There was just one little fly in the ointment: You needed to have a body to put the wrongfully deceased’s soul into. And bodies aren’t something I happen to stumble across on a regular basis. At least, not ones willing to sacrifice the soul currently occupying them.

  "Sure thing, Father Dom," I said as his speech petered out at last. "Listen, have a real good time in San Francisco."

  Father Dominic grimaced. I guess people who are going to San Francisco to visit comatose monsignors don’t necessarily get a lot of time off for touristy stuff like visiting the Golden Gate Bridge or Chinatown or whatever.

  "Thank you, Susannah," he said. Then he pinned me with a meaningful stare. "Be good."

  "Am I ever anything but?" I asked with some surprise.

  He walked away, shaking his head, without even bothering to reply.

  chapter three

  "So what were you and the good father gabbing about during lab today?" Paul wanted to know.

  "Mrs. Gutierrez’s funeral," I replied truthfully. Well, more or less. I’ve found it doesn’t pay to lie to Paul. He has an uncanny ability to discover the truth on his own.

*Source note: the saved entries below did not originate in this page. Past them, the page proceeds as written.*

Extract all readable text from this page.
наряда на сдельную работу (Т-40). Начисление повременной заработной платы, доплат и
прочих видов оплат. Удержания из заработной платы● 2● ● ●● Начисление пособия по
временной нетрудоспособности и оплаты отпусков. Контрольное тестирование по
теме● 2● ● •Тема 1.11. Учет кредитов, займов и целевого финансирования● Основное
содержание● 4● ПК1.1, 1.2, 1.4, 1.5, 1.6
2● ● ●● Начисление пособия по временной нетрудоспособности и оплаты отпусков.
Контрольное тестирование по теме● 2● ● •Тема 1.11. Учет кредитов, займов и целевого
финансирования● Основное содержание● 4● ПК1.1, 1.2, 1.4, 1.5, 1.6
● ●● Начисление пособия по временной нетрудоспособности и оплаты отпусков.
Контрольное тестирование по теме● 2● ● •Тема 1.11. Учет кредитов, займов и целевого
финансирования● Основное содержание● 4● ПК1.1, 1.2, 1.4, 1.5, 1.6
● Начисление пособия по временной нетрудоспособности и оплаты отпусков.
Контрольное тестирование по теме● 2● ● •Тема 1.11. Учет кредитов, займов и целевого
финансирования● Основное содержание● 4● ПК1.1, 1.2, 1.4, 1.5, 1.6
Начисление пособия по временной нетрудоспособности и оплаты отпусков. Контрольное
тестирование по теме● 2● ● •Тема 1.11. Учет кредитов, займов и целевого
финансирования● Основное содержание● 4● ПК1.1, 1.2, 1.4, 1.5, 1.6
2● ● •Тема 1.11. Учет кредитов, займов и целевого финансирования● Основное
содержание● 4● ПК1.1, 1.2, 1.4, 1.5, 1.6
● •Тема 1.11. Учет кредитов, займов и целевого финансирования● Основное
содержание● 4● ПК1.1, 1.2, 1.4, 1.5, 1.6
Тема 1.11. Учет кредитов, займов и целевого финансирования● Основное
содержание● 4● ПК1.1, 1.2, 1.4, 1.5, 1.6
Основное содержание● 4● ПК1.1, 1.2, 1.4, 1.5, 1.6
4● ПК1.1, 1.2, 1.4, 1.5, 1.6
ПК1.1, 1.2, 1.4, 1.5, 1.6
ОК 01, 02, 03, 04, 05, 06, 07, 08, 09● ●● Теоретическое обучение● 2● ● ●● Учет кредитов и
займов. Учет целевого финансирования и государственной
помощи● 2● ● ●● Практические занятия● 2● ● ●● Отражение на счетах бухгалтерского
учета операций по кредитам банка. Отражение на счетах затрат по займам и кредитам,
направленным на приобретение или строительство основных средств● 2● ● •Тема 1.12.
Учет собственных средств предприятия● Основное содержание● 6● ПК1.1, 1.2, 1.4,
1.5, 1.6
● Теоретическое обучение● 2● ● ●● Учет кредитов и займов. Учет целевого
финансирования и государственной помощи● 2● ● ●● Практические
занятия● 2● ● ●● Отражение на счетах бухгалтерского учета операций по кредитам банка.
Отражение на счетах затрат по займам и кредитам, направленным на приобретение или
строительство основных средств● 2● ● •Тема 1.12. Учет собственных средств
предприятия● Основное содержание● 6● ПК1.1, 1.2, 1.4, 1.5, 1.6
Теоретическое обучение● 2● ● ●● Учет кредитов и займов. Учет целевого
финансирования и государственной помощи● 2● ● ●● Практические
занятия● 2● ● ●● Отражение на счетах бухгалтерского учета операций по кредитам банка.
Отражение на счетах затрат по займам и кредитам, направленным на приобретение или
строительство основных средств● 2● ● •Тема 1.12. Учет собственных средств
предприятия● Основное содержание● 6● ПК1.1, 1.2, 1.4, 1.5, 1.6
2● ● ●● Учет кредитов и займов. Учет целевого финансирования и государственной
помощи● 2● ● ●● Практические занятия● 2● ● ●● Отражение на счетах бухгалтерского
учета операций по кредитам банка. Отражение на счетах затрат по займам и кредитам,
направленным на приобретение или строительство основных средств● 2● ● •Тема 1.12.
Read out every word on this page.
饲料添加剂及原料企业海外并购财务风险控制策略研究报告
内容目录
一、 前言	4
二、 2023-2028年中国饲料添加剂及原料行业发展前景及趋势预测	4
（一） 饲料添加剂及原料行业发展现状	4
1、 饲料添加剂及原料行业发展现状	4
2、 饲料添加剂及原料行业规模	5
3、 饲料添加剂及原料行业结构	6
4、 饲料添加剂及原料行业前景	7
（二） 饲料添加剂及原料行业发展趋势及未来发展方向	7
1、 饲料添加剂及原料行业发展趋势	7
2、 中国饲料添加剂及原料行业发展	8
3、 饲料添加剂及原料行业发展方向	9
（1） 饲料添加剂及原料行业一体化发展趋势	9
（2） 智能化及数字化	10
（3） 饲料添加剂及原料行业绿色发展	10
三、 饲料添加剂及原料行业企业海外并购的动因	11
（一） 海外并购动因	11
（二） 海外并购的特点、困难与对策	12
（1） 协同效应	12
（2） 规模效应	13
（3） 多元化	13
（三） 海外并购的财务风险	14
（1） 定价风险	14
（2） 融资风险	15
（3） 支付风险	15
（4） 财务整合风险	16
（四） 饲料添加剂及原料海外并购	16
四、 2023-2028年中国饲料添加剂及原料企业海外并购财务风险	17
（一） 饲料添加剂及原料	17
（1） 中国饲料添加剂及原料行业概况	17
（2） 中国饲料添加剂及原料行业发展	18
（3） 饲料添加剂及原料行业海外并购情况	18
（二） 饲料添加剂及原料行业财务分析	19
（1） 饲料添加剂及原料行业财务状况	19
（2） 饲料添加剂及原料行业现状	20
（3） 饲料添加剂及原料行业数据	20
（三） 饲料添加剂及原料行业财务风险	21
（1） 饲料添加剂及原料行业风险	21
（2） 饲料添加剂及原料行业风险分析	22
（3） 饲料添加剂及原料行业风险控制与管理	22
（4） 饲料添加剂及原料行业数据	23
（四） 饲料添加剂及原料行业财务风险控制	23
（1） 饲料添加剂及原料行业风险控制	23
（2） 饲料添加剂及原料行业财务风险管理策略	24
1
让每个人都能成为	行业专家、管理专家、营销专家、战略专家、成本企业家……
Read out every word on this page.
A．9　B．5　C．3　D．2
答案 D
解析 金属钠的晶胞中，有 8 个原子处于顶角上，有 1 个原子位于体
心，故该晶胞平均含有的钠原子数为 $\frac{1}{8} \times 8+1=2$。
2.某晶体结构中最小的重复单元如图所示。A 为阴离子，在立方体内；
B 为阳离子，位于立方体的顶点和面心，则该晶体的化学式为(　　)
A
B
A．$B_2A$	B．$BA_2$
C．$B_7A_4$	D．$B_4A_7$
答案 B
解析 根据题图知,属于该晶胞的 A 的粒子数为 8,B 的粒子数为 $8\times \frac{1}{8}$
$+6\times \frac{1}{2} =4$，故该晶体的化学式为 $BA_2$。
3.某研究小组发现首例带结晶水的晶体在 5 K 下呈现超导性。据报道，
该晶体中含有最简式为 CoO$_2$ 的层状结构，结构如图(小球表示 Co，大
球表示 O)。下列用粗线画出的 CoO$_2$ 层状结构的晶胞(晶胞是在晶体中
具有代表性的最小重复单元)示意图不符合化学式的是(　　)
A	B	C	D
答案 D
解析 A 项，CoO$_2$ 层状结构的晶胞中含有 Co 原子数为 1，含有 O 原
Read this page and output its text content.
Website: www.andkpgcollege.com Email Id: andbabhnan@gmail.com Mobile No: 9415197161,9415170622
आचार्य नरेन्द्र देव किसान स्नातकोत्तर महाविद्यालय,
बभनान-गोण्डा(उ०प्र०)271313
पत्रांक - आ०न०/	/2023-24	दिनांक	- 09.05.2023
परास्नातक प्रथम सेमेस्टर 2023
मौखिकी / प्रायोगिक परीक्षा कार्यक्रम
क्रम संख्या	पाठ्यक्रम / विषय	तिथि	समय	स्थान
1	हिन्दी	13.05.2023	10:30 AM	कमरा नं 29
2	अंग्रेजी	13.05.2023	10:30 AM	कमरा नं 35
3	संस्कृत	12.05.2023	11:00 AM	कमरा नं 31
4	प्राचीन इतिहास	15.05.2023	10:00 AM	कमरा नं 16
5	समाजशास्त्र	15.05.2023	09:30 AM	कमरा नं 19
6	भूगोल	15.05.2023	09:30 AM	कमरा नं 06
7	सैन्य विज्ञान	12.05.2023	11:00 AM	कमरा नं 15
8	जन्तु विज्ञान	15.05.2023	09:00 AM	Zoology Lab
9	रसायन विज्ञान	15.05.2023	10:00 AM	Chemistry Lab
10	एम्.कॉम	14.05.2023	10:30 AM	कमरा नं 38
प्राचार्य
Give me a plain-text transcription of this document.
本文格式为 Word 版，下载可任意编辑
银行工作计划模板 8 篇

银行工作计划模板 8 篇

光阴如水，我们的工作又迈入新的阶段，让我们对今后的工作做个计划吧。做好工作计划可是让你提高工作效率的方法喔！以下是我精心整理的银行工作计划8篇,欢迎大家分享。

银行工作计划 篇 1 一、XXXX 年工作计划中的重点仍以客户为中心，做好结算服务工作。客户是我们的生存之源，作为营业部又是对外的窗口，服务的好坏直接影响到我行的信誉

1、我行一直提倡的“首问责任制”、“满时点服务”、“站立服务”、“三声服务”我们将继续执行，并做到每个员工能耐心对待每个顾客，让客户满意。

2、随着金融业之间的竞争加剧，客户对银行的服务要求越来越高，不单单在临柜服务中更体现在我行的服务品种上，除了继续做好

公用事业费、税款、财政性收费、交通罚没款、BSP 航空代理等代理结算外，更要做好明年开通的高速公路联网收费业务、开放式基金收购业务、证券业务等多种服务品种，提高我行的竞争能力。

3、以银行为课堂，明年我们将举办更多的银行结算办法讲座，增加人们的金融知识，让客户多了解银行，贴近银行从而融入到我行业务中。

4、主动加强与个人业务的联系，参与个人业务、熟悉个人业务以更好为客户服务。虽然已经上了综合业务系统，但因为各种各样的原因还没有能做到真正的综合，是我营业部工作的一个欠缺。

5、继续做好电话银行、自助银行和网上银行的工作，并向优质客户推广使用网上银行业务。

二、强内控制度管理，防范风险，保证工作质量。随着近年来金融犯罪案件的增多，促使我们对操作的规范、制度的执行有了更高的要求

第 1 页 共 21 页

  Not, of course, that it means what I tell him is the strictest truth. I just don’t practice a policy of full disclosure where Paul Slater is concerned. It seems safer that way.

  And it definitely seemed safer not to let Paul know that Father Dominic was in San Francisco, with no known date of return.

  "You’re not still upset about that, are you?" Paul asked. "The Gutierrez woman, I mean? The money’s going to good use, you know."

  "Oh, sure, I know," I said. "Dinner at the Cliffside Inn’s got to run, what, a hundred a plate? And I assume you’ll be renting a limo."

  Paul smiled at me lazily from the pillows he was leaning against.

  "Kelly told you?" he asked. "Already?"

  "First chance she got," I said.

  "Didn’t take her long," he said.

  "When did you ask her? Last night?"